Par Clémence Lorrieux et Truus Dokter

Le salon Pitti Filati, qui s’est tenu à Florence du 1er au 3 juillet derniers, mettait un fort accent sur le retour à l’artisanat, la connaissance approfondie des couleurs et des matériaux, l’amour de la tradition, et affichait plus généralement une affection évidente pour les matériaux, les couleurs, et tous les processus de création.

Lorsqu’on entre dans la Fortezza da Basso, on comprend immédiatement que quelque chose est en train de changer. Le pavillon extérieur donne un aperçu assez clair du message de la saison, explicitement centrée sur l’artisanat : «  Le mot-clé, c’est le savoir-faire. Sans compétences artisanales, on ne peut pas survivre à l’environnement actuel en perpétuelle mutation, où chaque minute annonce davantage que l’innovation, la qualité, et la beauté inscrite dans le temps, vont remplacer la vitesse, le mal fait et le superficiel. »

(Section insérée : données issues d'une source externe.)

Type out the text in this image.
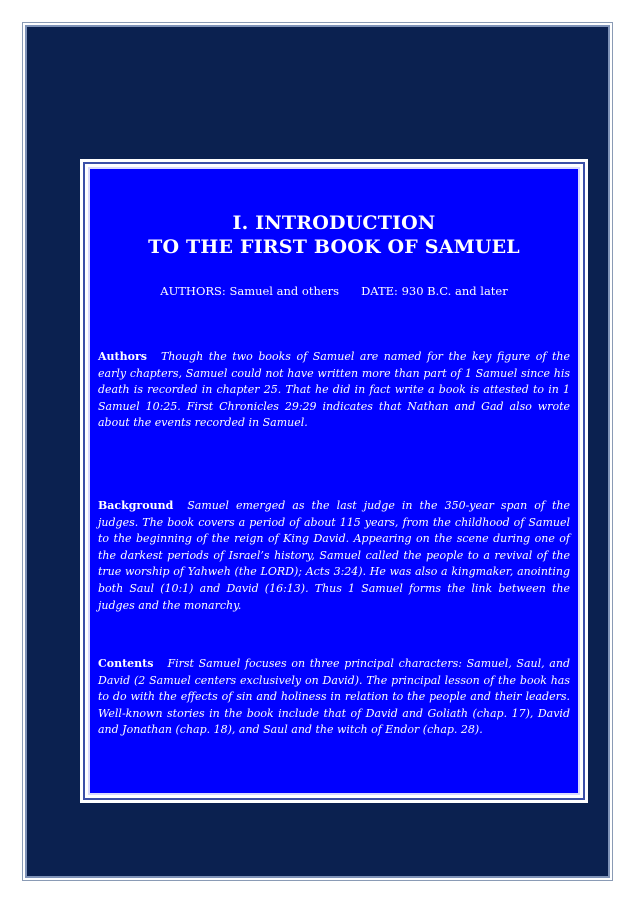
I. INTRODUCTION
TO THE FIRST BOOK OF SAMUEL
AUTHORS: Samuel and others DATE: 930 B.C. and later
Authors Though the two books of Samuel are named for the key figure of the early chapters, Samuel could not have written more than part of 1 Samuel since his death is recorded in chapter 25. That he did in fact write a book is attested to in 1 Samuel 10:25. First Chronicles 29:29 indicates that Nathan and Gad also wrote about the events recorded in Samuel.
Background Samuel emerged as the last judge in the 350-year span of the judges. The book covers a period of about 115 years, from the childhood of Samuel to the beginning of the reign of King David. Appearing on the scene during one of the darkest periods of Israel’s history, Samuel called the people to a revival of the true worship of Yahweh (the LORD); Acts 3:24). He was also a kingmaker, anointing both Saul (10:1) and David (16:13). Thus 1 Samuel forms the link between the judges and the monarchy.
Contents First Samuel focuses on three principal characters: Samuel, Saul, and David (2 Samuel centers exclusively on David). The principal lesson of the book has to do with the effects of sin and holiness in relation to the people and their leaders. Well-known stories in the book include that of David and Goliath (chap. 17), David and Jonathan (chap. 18), and Saul and the witch of Endor (chap. 28).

Le forum principal nous fait remonter dans le temps, à cette époque où les vêtements abîmés étaient destinés à être réparés, suivant une histoire d’usure naturelle, de reprisage et de racommodage, avant d’être à nouveau portés. Tandis qu’aujourd’hui il n’est pas rare que des vêtements ne servent qu’une fois, le « vécu » leur donnait autrefois de la valeur. Choisir cet angle thématique a permis aux créateurs sur le forum de souligner la distinction entre le jetable, le durable et l’héritable mais aussi entre le luxueux, ce qui a de la valeur et ce qui n’en a pas. Ils pouvaient ainsi mettre en exergue que le cœur de cette nouvelle saison, ça n’est pas la nostalgie, mais bien cette route qui va de l’histoire au contemporain, et engage avec soi tout ce que l’on rencontre le long de ce voyage.

Le thème général du salon était donc totalement en phase avec l’un des quatre thèmes de Peclers pour la saison FW 2016/17 : « Design & Crafts ».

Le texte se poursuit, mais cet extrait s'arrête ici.